Greece’s bailout program ends on Feb. 28 and failure to come to an agreement with the troika of lenders from the European Commission, International Monetary Fund and European Central Bank could leave the country without funding to repay billions of euros in debt due in the coming months. Germany is prepared to wait until April or May, when Greece hits a cash crunch to strengthen its bargaining position, a person familiar with the matter said.
“The story of the Greek deposits is not one of a bank run but a bank marathon,” said Andreas Koutras, a partner at In Touch Capital Markets Ltd. in London. “The smart money is long gone and there are few accounts with more than 100,000 [euros]. The true barometer of fear is the amount of hard cash that is withdrawn, not how much is transferred outside Greece. This has gone up the past two months...”From Caracas to Athens, I believe these folks have forgotten the reasons the Iron Curtain collapsed in the first place: socialism sounds great on paper, but in practice it's rather horrid and brings out the worst in people. Apparently, this phenomenon may need to be re-learned every quarter century or so. I am not necessarily a fan of the EU ministers, but I think the new Greek leadership has a very weak bargaining chip in threatening to leave the EMU since the German powers-that-be have decided this may be a legitimate course of action at this point. It would save them from sinking further money into a seemingly lost cause. Besides, the wrath of Greece's citizenry would be upon Syriza for taking such a drastic course of action. After all, so many people wouldn't be hoarding euros unless they had value and worse could come like the return of the drachma.

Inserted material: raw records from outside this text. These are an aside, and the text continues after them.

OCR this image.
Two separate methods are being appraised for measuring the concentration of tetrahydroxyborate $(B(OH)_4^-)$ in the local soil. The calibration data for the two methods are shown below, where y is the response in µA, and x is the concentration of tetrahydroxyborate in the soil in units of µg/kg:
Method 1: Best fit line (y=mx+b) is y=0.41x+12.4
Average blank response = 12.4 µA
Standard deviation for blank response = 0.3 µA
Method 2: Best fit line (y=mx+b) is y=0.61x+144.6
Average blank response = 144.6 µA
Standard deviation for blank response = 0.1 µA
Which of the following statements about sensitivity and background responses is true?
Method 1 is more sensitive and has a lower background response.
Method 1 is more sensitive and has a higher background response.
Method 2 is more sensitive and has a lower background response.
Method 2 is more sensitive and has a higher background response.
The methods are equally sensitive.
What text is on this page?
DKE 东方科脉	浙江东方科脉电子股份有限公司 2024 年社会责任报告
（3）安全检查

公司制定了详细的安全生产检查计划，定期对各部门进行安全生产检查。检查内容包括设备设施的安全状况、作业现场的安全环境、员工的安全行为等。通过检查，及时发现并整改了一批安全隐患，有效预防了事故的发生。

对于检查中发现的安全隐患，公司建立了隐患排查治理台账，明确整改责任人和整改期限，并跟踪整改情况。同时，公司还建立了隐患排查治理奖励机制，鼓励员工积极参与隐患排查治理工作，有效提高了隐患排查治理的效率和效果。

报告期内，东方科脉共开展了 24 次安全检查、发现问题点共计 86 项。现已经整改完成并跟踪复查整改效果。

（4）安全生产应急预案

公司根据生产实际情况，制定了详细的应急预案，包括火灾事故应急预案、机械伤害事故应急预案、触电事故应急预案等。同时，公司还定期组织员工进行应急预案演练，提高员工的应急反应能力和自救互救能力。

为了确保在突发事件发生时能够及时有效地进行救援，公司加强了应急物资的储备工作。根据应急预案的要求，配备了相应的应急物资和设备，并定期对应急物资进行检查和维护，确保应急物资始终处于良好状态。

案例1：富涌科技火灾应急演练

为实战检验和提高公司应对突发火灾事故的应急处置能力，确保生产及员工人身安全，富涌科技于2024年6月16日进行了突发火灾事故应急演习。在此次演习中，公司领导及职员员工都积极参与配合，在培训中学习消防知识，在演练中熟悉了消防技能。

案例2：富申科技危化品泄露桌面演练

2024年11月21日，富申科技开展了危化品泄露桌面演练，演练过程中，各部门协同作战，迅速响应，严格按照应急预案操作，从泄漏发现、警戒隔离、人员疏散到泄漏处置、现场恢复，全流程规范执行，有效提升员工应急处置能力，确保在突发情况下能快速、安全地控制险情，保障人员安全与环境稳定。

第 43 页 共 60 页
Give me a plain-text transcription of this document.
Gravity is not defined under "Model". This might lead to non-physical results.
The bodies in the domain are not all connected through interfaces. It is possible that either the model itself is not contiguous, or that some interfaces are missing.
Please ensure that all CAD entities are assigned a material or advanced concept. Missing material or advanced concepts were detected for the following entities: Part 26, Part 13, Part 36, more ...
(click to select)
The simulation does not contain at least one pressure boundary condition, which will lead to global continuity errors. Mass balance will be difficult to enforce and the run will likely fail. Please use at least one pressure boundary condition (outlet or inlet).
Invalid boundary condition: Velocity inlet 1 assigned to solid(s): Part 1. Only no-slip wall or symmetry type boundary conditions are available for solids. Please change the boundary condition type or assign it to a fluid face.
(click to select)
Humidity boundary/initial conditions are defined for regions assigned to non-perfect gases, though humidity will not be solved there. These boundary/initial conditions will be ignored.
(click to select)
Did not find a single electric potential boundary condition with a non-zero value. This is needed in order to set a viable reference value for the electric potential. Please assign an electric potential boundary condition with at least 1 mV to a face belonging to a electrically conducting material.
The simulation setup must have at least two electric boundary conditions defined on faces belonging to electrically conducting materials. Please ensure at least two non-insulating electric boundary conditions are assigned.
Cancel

In Dec. 2009, the outstanding balance of deposits in banks was 237.5 billion euros, compared with 160.3 billion euros at the end of 2014, the latest figure from the central bank. The figure plummeted to 150.6 billion euros at the end of June 2012 on fears Greece would leave the euro. In May and June that year, 15 billion euros in deposits fled the country’s banks, central bank data shows.
UPDATE: The cash spigot, AKA Emergency Liquidity Assistance--ELA in which Greek sovereigns could be exchanged for euros at a relatively low cost by local banks--has been turned off. While the European powers-that-be are showing who's boss, it raises the chances for an extreme Greek reaction like leaving the EMU.